A “sensor” as used herein can be a single receiver or the combination of two transducers (a transmitter and a receiver) or one transducer which can both transmit and receive.
An “occupant protection apparatus” is any device, apparatus, system or component which is actuatable or deployable or includes a component which is actuatable or deployable for the purpose of attempting to reduce injury to the occupant in the event of a crash, rollover or other potential injurious event involving a vehicle
As used herein, a diagnosis of the “state of the vehicle” generally means a diagnosis of the condition of the vehicle with respect to its stability and proper running and operating condition. Thus, the state of the vehicle could be normal when the vehicle is operating properly on a highway or abnormal when, for example, the vehicle is experiencing excessive angular inclination (e.g., two wheels are off the ground and the vehicle is about to rollover), the vehicle is experiencing a crash, the vehicle is skidding, and other similar situations. A diagnosis of the state of the vehicle could also be an indication that one of the parts of the vehicle, e.g., a component, system or subsystem, is operating abnormally.

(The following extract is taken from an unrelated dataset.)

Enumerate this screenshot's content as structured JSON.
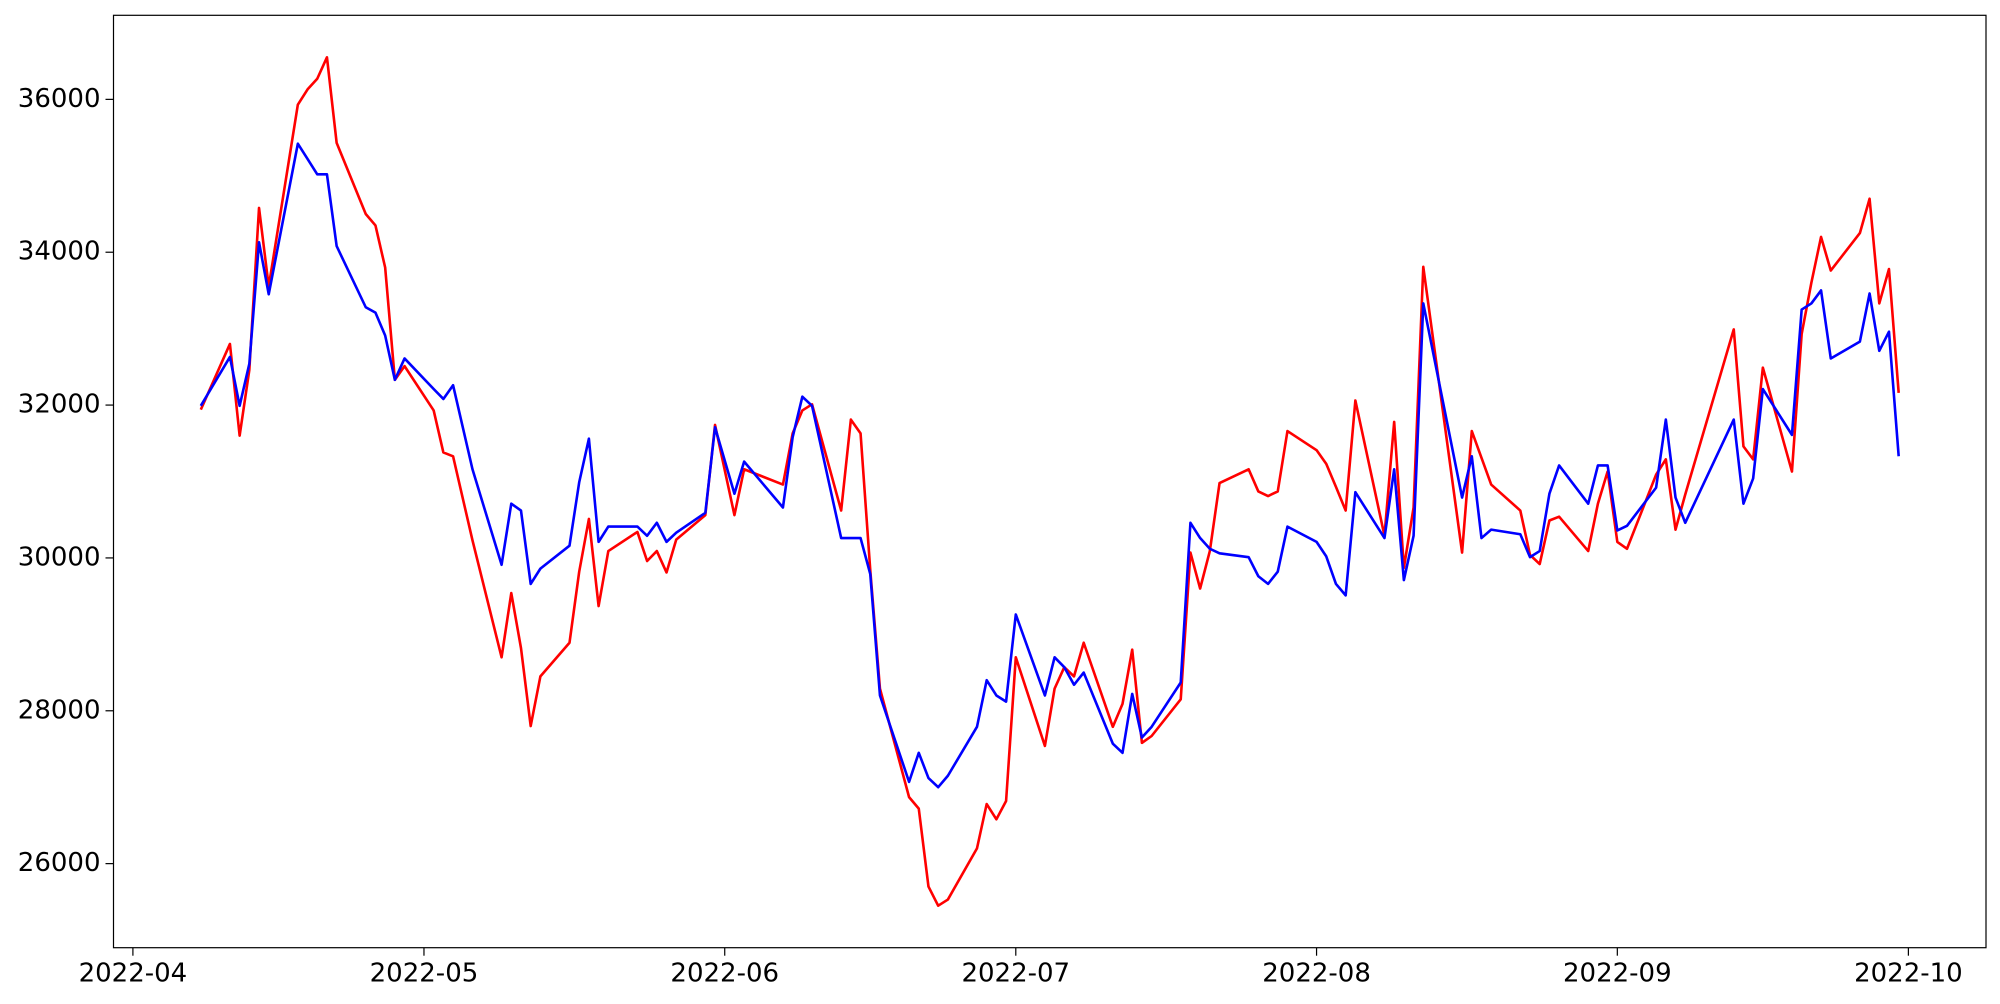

As used herein, an “occupant restraint device” generally includes any type of device which is deployable in the event of a crash involving the vehicle for the purpose of protecting an occupant from the effects of the crash and/or minimizing the potential injury to the occupant. Occupant restraint devices thus include frontal airbags, side airbags, seatbelt tensioners, knee bolsters, side curtain airbags, externally deployable airbags and the like.
As used herein, a “part” of the vehicle generally includes any component, sensor, system or subsystem of the vehicle such as the steering system, braking system, throttle system, navigation system, airbag system, seatbelt retractor, air bag inflation valve, air bag inflation controller and airbag vent valve, as well as those listed below in the definitions of “component” and “sensor”.
As used herein, a “sensor system” generally includes any of the sensors listed in the definition of “sensor” as well as any type of component or assembly of components which detect, sense or measure something.
The term “gage” or “gauge” is used herein interchangeably with the terms “sensor” and “sensing device”.
A “blind spot”, for the purposes of this invention, will include those areas surrounding a vehicle that could contain an object that may not easily be seen by the driver through the various rear view mirrors but which could pose a threat either to the vehicle occupants or to the occupants of the object, or other others such as pedestrians, in the blind spot.